A primeira semana do governo de esquerda de Gabriel Boric teve alguns contratempos no Chile, principalmente com a tentativa de diálogo empreendida pela chefe de gabinete em uma área mapuche onde foi recebida a tiros, um choque de realidade diante das altas expectativas.
Quatro dias depois de assumir o cargo, Boric enviou Izkia Siches, a primeira ministra do Interior da história do Chile, à região de Araucanía (sul), área em tensão devido a ataques atribuídos a grupos indígenas radicais que reivindicam terras e que denunciam a operação de organizações paramilitares e da polícia.
A caminho da comunidade de Temucuicui, 600 km ao sul de Santiago, onde Siches planejava se encontrar com o pai de um indígena morto a tiros pela polícia em 2018, a comitiva foi emboscada.
Um carro em chamas bloqueou a passagem e tiros foram ouvidos. O comboio teve que recuar rapidamente, frustrando a entrada da segunda autoridade do país em uma área que impõe suas próprias leis.
Grande parte das comunidades mapuches se encontra na região da Araucanía, reivindicando a restituição de terras que consideram suas por direito ancestral e que hoje estão nas mãos de empresas florestais.
A viagem frustrada, no entanto, ajudou a revelar a magnitude do que está acontecendo na região, situação agravada nos últimos anos pelo abandono de algumas áreas pelo Estado.
"Os eufemismos e as histórias acabaram.

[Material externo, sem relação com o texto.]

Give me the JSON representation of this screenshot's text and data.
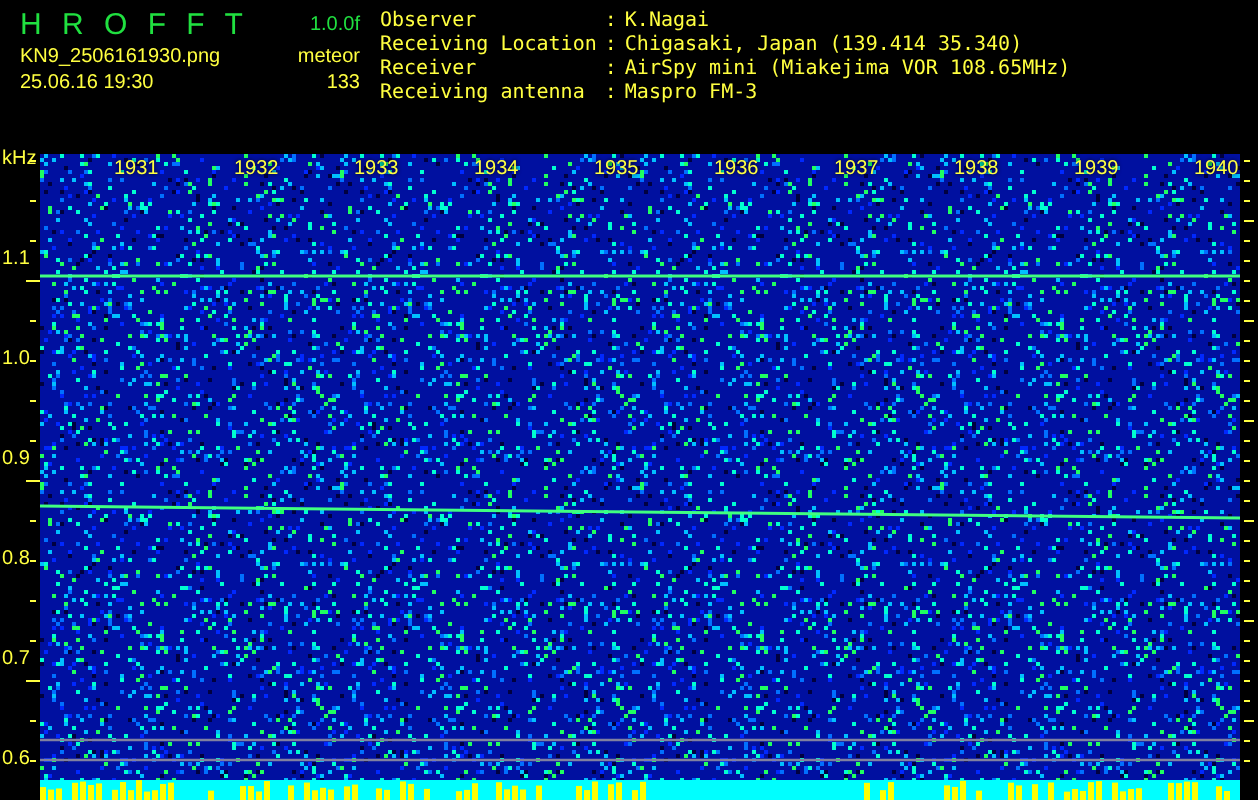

Agora estão na realidade bruta, e a realidade bruta é que há lugares no Chile onde a autoridade do Estado não pode entrar, porque tem que pedir permissão", comentou à AFP a analista e fundadora da Latinobarómetro Marta Lagos.
Em outro contratempo de seus primeiros dias no governo, o presidente Boric entrou em atrito com a coroa espanhola ao acusar o rei Felipe VI de atrasar a cerimônia de posse - reclamação negada pela casa real - e expressou seu aborrecimento com a Igreja Católica pela presença em uma cerimônia oficial de dois cardeais acusados de encobrir abusos sexuais de menores.
- Necessidade de crescer -
A situação em Araucanía é um dos principais conflitos que Boric terá que enfrentar, juntamente com a implementação de uma reforma tributária para ampliar os benefícios sociais e a crise migratória que existe na fronteira norte do país, além de apoiar o crescimento da população local.
"Hoje estamos avançando com o acordo de Escazú; amanhã o faremos no reencontro entre os que habitam nossos territórios, por pensões dignas, saúde de qualidade, pela erradicação da violência de gênero", disse o presidente ao assinar, nesta sexta-feira, a adesão do Chile ao acordo ambiental de Escazú, que havia sido rejeitado pelo governo anterior e ainda deve ser aprovado pelo Congresso.
Boric carrega a esperança de milhares de chilenos de construir um país mais igualitário com base em um sistema social mais robusto, promessa que precisa ser financiada com uma reforma tributária e crescimento econômico.
Seu gabinete é formado por mais mulheres do que homens, com grande diversidade na origem de seus membros.
"Um país precisa crescer e até agora a proposta econômica da Frente Ampla (da qual Boric faz parte) tem se concentrado em outros aspectos", alertou o cientista político Cristóbal Bellolio no dia da posse, em 11 de março.
"Em países como o Chile, que ainda são relativamente pobres, não basta redistribuir, é preciso crescer se quiser aumentar o bolo para poder redistribuir", disse à AFP.
O Chile encerrou 2021 com uma expansão histórica de 11,7%, sustentada pelo alto preço do cobre, o aumento do consumo impulsionado pela ajuda estatal do conservador Sebastián Piñera para lidar com a pandemia e os três saques antecipados de fundos de pensão aprovados pelo Congresso em meio a grande pressão social.
O governo de Boric alertou que revisará para baixo as projeções de crescimento para 2022 e o percentual de arrecadação da reforma tributária que passaria de 5 pontos do PIB para 4.